June 26, 2011: The U.S. has resumed production of the 250 pound (113 kg) unguided bomb. Actually, this bomb will rarely be used as a "dumb bomb", but with a new Paveway laser guidance kit, which turns the Mark 81 250 pound bomb into the GBU-58 smart bomb. France was the first to buy and use the GBU-58, mainly because this 113 kg bomb only has 44 kg (96 pounds) of explosives. That's less than half what is contained in the 500 pound (127 kg) bomb. The GBU-58 is also half the price of the other U.S. 250 pound (actually 285 pound/129 kg) bomb. This is the Small Diameter Bomb (SDB, or GBU-39), which costs about $77,000 each. The SDB has only 17 kg (38 pounds) of explosives, but also is designed to penetrate 2.4 meters (8 feet) of concrete.

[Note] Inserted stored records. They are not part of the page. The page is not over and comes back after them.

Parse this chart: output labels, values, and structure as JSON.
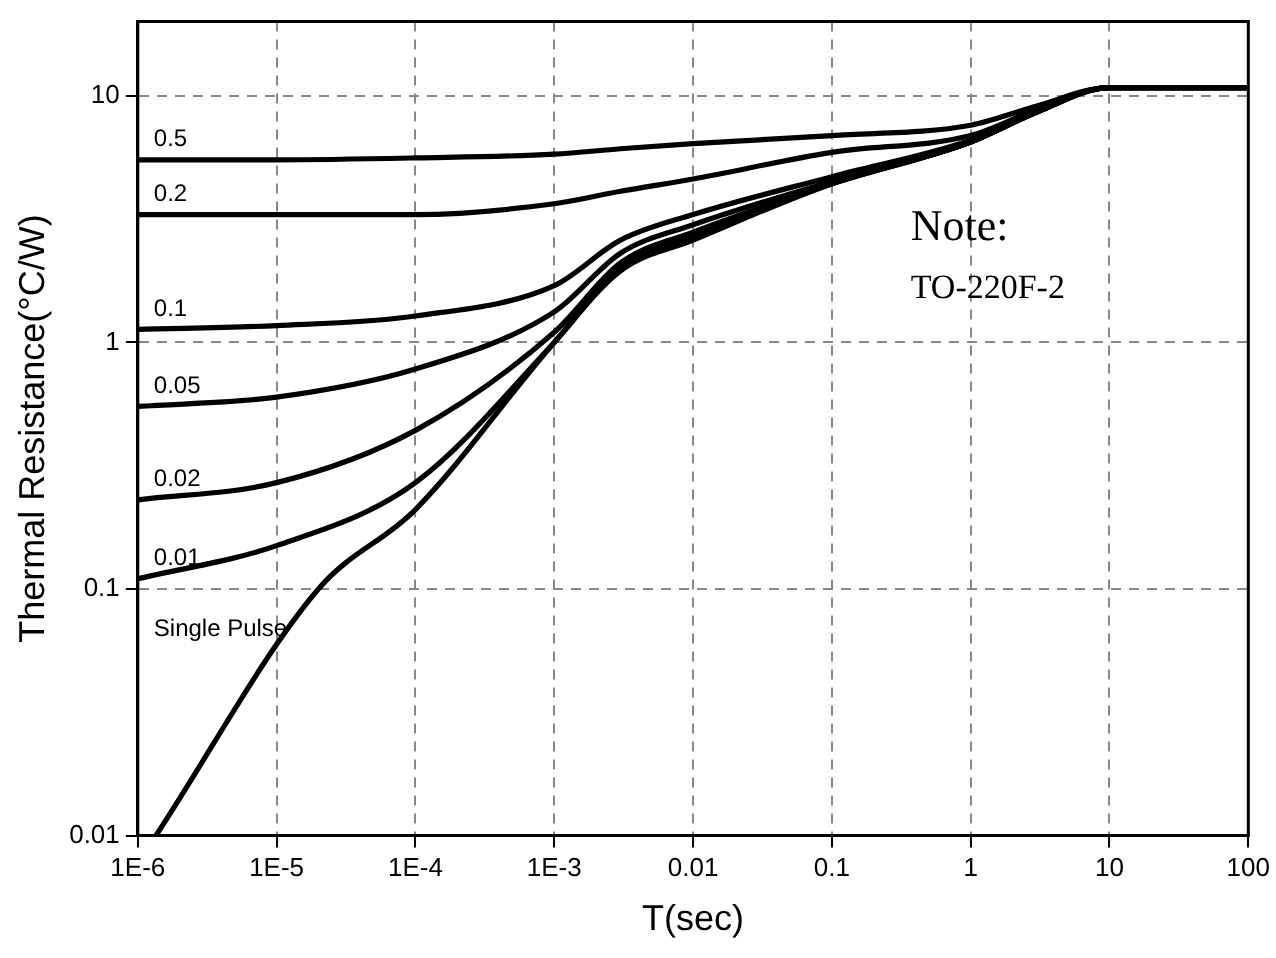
{
  "chart_data": {
    "type": "line",
    "xlabel": "T(sec)",
    "ylabel": "Thermal Resistance(°C/W)",
    "log": "xy",
    "x": [
      1e-06,
      1e-05,
      0.0001,
      0.001,
      0.003,
      0.01,
      0.1,
      1,
      3,
      10,
      100
    ],
    "xlim": [
      1e-06,
      100
    ],
    "ylim": [
      0.01,
      20
    ],
    "xticks": [
      {
        "value": 1e-06,
        "label": "1E-6"
      },
      {
        "value": 1e-05,
        "label": "1E-5"
      },
      {
        "value": 0.0001,
        "label": "1E-4"
      },
      {
        "value": 0.001,
        "label": "1E-3"
      },
      0.01,
      0.1,
      1,
      10,
      100
    ],
    "yticks": [
      0.01,
      0.1,
      1,
      10
    ],
    "grid": true,
    "line_style": "solid",
    "marker": "none",
    "legend": false,
    "series": [
      {
        "name": "0.5",
        "color": "#000000",
        "values": [
          5.5,
          5.5,
          5.6,
          5.8,
          6.1,
          6.4,
          6.9,
          7.6,
          9.1,
          10.8,
          10.8
        ]
      },
      {
        "name": "0.2",
        "color": "#000000",
        "values": [
          3.3,
          3.3,
          3.3,
          3.65,
          4.1,
          4.6,
          5.9,
          6.9,
          8.8,
          10.8,
          10.8
        ]
      },
      {
        "name": "0.1",
        "color": "#000000",
        "values": [
          1.13,
          1.17,
          1.28,
          1.7,
          2.6,
          3.3,
          4.7,
          6.6,
          8.6,
          10.8,
          10.8
        ]
      },
      {
        "name": "0.05",
        "color": "#000000",
        "values": [
          0.55,
          0.6,
          0.78,
          1.33,
          2.3,
          3.0,
          4.5,
          6.5,
          8.6,
          10.8,
          10.8
        ]
      },
      {
        "name": "0.02",
        "color": "#000000",
        "values": [
          0.23,
          0.27,
          0.44,
          1.1,
          2.1,
          2.8,
          4.4,
          6.5,
          8.6,
          10.8,
          10.8
        ]
      },
      {
        "name": "0.01",
        "color": "#000000",
        "values": [
          0.11,
          0.15,
          0.27,
          1.0,
          2.0,
          2.7,
          4.4,
          6.5,
          8.6,
          10.8,
          10.8
        ]
      },
      {
        "name": "Single Pulse",
        "color": "#000000",
        "x": [
          1.35e-06,
          2e-05,
          0.0001,
          0.001,
          0.003,
          0.01,
          0.1,
          1,
          3,
          10,
          100
        ],
        "values": [
          0.01,
          0.1,
          0.21,
          1.0,
          1.95,
          2.6,
          4.4,
          6.5,
          8.6,
          10.8,
          10.8
        ]
      }
    ],
    "annotations": [
      "Note:",
      "TO-220F-2"
    ]
  }
}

Three years ago, the U.S. Air Force finally got the SDB into service. The SDB was supposed to enter service in 2005, in the wake of the 2004 introduction of the 500 pound (227 kg) GBU-38 JDAM. But there were many technical problems with the SDB. That's because this was not just another "dumb bomb" with a GPS guidance kit attached. The SDB had a more effective warhead design and guidance system. Its shape is more like that of a missile than a bomb (1.8 meter/71 inches long, 190 millimeters in diameter), with the guidance system built in. The smaller blast from the SDB results in fewer civilian casualties. Friendly troops can be closer to the target when an SDB explodes. While the 500, 1,000 and 2,000 pound bombs have a spectacular effect when they go off, they are often overkill. The troops on the ground would rather have more, smaller, GPS bombs available. This caused the 500 pound JDAM to get developed quickly and put into service, followed by the SDB and now the GBU-58.

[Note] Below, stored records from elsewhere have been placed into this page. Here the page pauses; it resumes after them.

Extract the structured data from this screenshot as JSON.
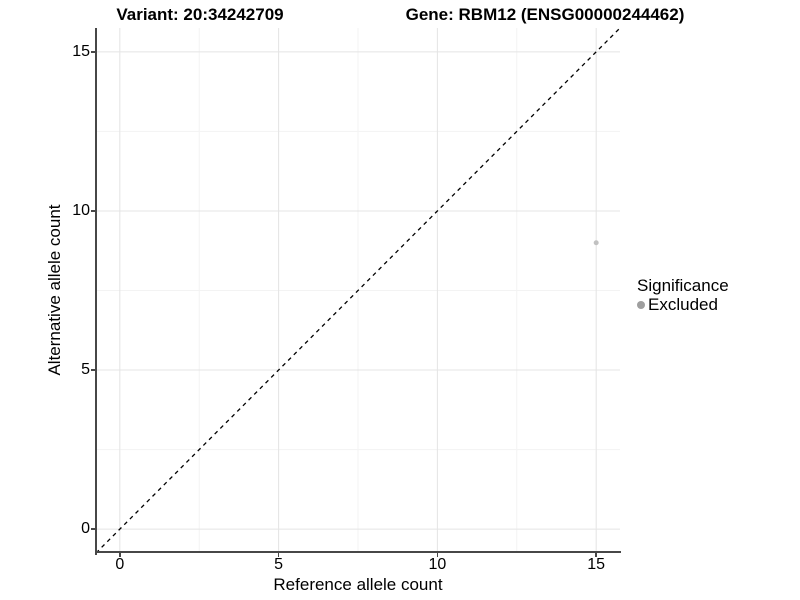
{
  "chart_data": {
    "type": "scatter",
    "titles": [
      "Variant: 20:34242709",
      "Gene: RBM12 (ENSG00000244462)"
    ],
    "xlabel": "Reference allele count",
    "ylabel": "Alternative allele count",
    "xlim": [
      -0.75,
      15.75
    ],
    "ylim": [
      -0.75,
      15.75
    ],
    "x_ticks": [
      0,
      5,
      10,
      15
    ],
    "y_ticks": [
      0,
      5,
      10,
      15
    ],
    "x_minor_ticks": [
      2.5,
      7.5,
      12.5
    ],
    "y_minor_ticks": [
      2.5,
      7.5,
      12.5
    ],
    "grid": true,
    "series": [
      {
        "name": "Excluded",
        "color": "#c1c1c1",
        "marker_px": 5,
        "points": [
          {
            "x": 15,
            "y": 9
          }
        ]
      }
    ],
    "reference_line": {
      "type": "identity",
      "slope": 1,
      "intercept": 0,
      "style": "dashed",
      "color": "#000000"
    },
    "legend": {
      "title": "Significance",
      "position": "right",
      "items": [
        {
          "label": "Excluded",
          "color": "#9f9f9f"
        }
      ]
    },
    "colors": {
      "grid_major": "#e4e4e4",
      "grid_minor": "#f3f3f3",
      "axis_line": "#474747",
      "text": "#000000"
    }
  }
}
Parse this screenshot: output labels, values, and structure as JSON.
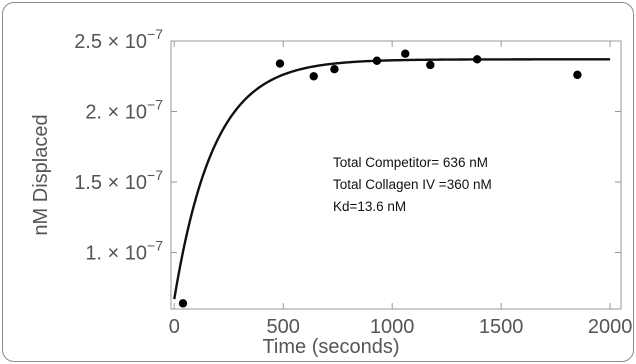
{
  "chart_data": {
    "type": "scatter",
    "xlabel": "Time (seconds)",
    "ylabel": "nM Displaced",
    "xlim": [
      -15,
      2050
    ],
    "ylim": [
      6e-08,
      2.5e-07
    ],
    "x_ticks": [
      0,
      500,
      1000,
      1500,
      2000
    ],
    "y_ticks": [
      {
        "value": 1e-07,
        "mantissa": "1. × 10",
        "exp": "−7"
      },
      {
        "value": 1.5e-07,
        "mantissa": "1.5 × 10",
        "exp": "−7"
      },
      {
        "value": 2e-07,
        "mantissa": "2. × 10",
        "exp": "−7"
      },
      {
        "value": 2.5e-07,
        "mantissa": "2.5 × 10",
        "exp": "−7"
      }
    ],
    "series": [
      {
        "points": [
          {
            "x": 40,
            "y": 6.4e-08
          },
          {
            "x": 485,
            "y": 2.34e-07
          },
          {
            "x": 640,
            "y": 2.25e-07
          },
          {
            "x": 735,
            "y": 2.3e-07
          },
          {
            "x": 930,
            "y": 2.36e-07
          },
          {
            "x": 1060,
            "y": 2.41e-07
          },
          {
            "x": 1175,
            "y": 2.33e-07
          },
          {
            "x": 1390,
            "y": 2.37e-07
          },
          {
            "x": 1850,
            "y": 2.26e-07
          }
        ]
      },
      {
        "curve": {
          "model": "exponential",
          "start": [
            0,
            6.7e-08
          ],
          "plateau": 2.37e-07,
          "k": 0.0055,
          "x_range": [
            0,
            2000
          ]
        }
      }
    ],
    "annotations": [
      "Total Competitor= 636 nM",
      "Total Collagen IV =360 nM",
      "Kd=13.6 nM"
    ],
    "grid": false
  }
}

The SDBs are carried on a special carriage, which holds four of them. The carriage is mounted on a bomber just like a single larger (500, 1,000 or 2,000) pound bomb would be. This allows each fighter-bomber to take out up to four times as many targets per sortie. The latest version (SDB 2/GBU 40) has a glide range of up to 110 kilometers and lands within 8 meters (25 feet) of its aim point. The original SDB has a glide range of 40 kilometers.
The SDB is basically an unpowered missile, which can glide long distances. This makes the SDB even more compact, capable and expensive. JDAM (a guidance kit attached to a dumb bomb) only cost about $30,000. The small wings allow the SDB to glide long distances, especially from high altitude. SDB also has a hard front end that can punch through rock or concrete, and a warhead that does more damage than the usual dumb bomb (explosives in a metal casing.) The SDB is thus the next generation of smart bombs.
But France, and many other air forces, believe that the old 250 pound dumb bombs, with a laser guidance kit, make more economic sense. You don't always need the special abilities of the SDB, just accuracy and a smaller bang.